Crossing the lines of class and colour

2008-11-19 00:00

This meticulously researched biography of Martha Solomons, who started life as the daughter of an ex-slave and ended up as a countess married to an English earl, should be of great interest to contemporary rainbow-nation readers. Martha was a coloured woman living in the late 19th and early 20th centuries in the western Cape, who towards mid-life, found herself married to a somewhat down-at-heel English aristocrat, Harry Grey, whose promotion to the peerage came late in his life. At that point, her (and his) financial situation took a mighty leap upwards; and in later years Martha used her new-found wealth to promote the welfare of her seven surviving children (five from earlier common-law partners) and to establish the Battsford Schools in the Cape — the first schools (and later, Teachers’ Training College) in the Cape to cater for the needs of coloured children and aspiring coloured teachers. Martha’s story is an amazing rags-to-riches one. It is a tribute to the simple gritty courage and dedication of this remarkable woman, and is also a painful but interesting look at racial issues both in South Africa and (to some extent) in the United Kingdom. It is also an illuminating examination of history and society in 19th-century Cape Town.

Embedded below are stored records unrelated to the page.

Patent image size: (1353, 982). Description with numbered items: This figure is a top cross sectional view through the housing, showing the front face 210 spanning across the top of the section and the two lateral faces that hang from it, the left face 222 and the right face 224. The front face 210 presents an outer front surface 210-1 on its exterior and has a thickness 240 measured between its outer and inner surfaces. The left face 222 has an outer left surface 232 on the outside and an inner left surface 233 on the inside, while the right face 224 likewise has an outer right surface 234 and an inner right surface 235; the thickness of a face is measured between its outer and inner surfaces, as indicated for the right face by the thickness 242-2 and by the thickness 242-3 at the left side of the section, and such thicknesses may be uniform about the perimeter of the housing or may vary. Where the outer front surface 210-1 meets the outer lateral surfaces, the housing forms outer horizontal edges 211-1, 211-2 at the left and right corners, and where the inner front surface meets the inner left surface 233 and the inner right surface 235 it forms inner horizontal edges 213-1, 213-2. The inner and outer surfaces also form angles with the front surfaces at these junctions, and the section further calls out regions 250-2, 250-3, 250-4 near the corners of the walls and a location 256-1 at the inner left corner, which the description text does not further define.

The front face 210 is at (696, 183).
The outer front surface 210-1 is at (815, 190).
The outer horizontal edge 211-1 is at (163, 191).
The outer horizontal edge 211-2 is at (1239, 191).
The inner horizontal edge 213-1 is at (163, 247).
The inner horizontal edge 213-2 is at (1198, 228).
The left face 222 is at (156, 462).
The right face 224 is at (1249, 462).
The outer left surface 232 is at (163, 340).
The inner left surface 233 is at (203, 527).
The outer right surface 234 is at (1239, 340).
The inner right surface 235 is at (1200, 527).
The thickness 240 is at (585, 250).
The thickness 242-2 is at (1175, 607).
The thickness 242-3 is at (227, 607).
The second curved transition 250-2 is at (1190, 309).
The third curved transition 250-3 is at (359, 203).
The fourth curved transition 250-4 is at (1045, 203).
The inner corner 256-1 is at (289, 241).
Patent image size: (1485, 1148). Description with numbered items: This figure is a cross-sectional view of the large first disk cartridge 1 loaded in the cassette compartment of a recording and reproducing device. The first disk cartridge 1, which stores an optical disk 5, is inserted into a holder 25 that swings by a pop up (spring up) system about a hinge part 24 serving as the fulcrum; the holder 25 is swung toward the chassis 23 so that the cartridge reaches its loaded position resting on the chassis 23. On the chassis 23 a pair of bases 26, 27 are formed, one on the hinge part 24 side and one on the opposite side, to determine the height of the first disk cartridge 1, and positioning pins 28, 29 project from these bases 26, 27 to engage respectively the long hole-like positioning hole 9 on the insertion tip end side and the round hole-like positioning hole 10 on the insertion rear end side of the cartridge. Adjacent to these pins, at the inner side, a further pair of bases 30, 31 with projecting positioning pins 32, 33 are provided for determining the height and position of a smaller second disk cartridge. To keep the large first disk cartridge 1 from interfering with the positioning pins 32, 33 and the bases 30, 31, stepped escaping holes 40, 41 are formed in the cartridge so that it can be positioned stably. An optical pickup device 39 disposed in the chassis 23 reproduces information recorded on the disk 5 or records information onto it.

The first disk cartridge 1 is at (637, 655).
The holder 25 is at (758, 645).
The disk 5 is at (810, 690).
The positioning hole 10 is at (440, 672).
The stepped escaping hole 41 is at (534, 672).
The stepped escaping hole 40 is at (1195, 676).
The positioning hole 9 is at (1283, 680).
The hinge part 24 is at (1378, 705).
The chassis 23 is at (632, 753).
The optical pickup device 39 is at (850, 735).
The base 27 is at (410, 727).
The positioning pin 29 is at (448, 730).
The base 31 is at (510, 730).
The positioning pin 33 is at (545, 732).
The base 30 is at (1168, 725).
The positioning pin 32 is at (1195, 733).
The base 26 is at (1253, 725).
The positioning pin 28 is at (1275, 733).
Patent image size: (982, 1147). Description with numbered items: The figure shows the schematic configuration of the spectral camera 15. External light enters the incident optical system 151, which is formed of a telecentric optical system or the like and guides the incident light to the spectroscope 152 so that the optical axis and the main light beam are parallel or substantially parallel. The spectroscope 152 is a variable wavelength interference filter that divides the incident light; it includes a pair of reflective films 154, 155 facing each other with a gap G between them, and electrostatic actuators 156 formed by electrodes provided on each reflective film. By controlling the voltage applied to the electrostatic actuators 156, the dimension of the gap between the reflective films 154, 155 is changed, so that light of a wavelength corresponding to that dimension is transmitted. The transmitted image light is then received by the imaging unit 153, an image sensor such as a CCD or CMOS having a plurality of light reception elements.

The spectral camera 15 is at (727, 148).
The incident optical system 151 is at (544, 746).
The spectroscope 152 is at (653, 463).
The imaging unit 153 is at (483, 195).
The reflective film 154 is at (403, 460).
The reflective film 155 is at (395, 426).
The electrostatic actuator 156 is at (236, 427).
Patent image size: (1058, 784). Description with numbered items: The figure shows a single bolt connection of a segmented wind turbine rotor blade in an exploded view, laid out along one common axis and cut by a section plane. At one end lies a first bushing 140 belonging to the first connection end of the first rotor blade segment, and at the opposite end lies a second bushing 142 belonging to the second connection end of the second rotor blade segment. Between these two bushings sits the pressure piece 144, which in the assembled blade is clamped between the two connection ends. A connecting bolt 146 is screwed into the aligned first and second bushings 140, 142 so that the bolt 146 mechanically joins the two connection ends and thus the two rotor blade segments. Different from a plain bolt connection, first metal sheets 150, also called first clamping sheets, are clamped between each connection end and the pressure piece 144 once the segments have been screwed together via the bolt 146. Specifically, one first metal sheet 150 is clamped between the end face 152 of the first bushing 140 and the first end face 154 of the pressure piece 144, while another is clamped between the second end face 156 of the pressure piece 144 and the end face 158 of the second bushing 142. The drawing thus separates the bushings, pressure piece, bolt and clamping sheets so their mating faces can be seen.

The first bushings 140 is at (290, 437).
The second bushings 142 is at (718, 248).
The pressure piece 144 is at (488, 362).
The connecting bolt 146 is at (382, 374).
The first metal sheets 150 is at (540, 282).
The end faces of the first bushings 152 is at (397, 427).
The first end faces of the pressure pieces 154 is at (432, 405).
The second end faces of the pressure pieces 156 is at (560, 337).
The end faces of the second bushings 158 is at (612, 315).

The author’s commitment to his material is admirable, and his thoroughness as a historian is exemplary. The book also shows how a perception of underlying common humanity can undercut seemingly insuperable social barriers and lead to genuine affection — a crucial message for our or any times. But to my surprise, I found the book tending towards tediousness. It is jammed with pernickety detail, over-explanation and repetitiousness. Just one example: “Had these letters not been preserved as indicated, we would have been deprived of the information therein contained.” Well, obviously. The book is also full of printing errors (not the author’s fault): missing words and jumbled word order. The Press’s proof-reader has missed much.

Despite its failings, this is a sincere, detailed examination of a moving and fascinating slice of South African life.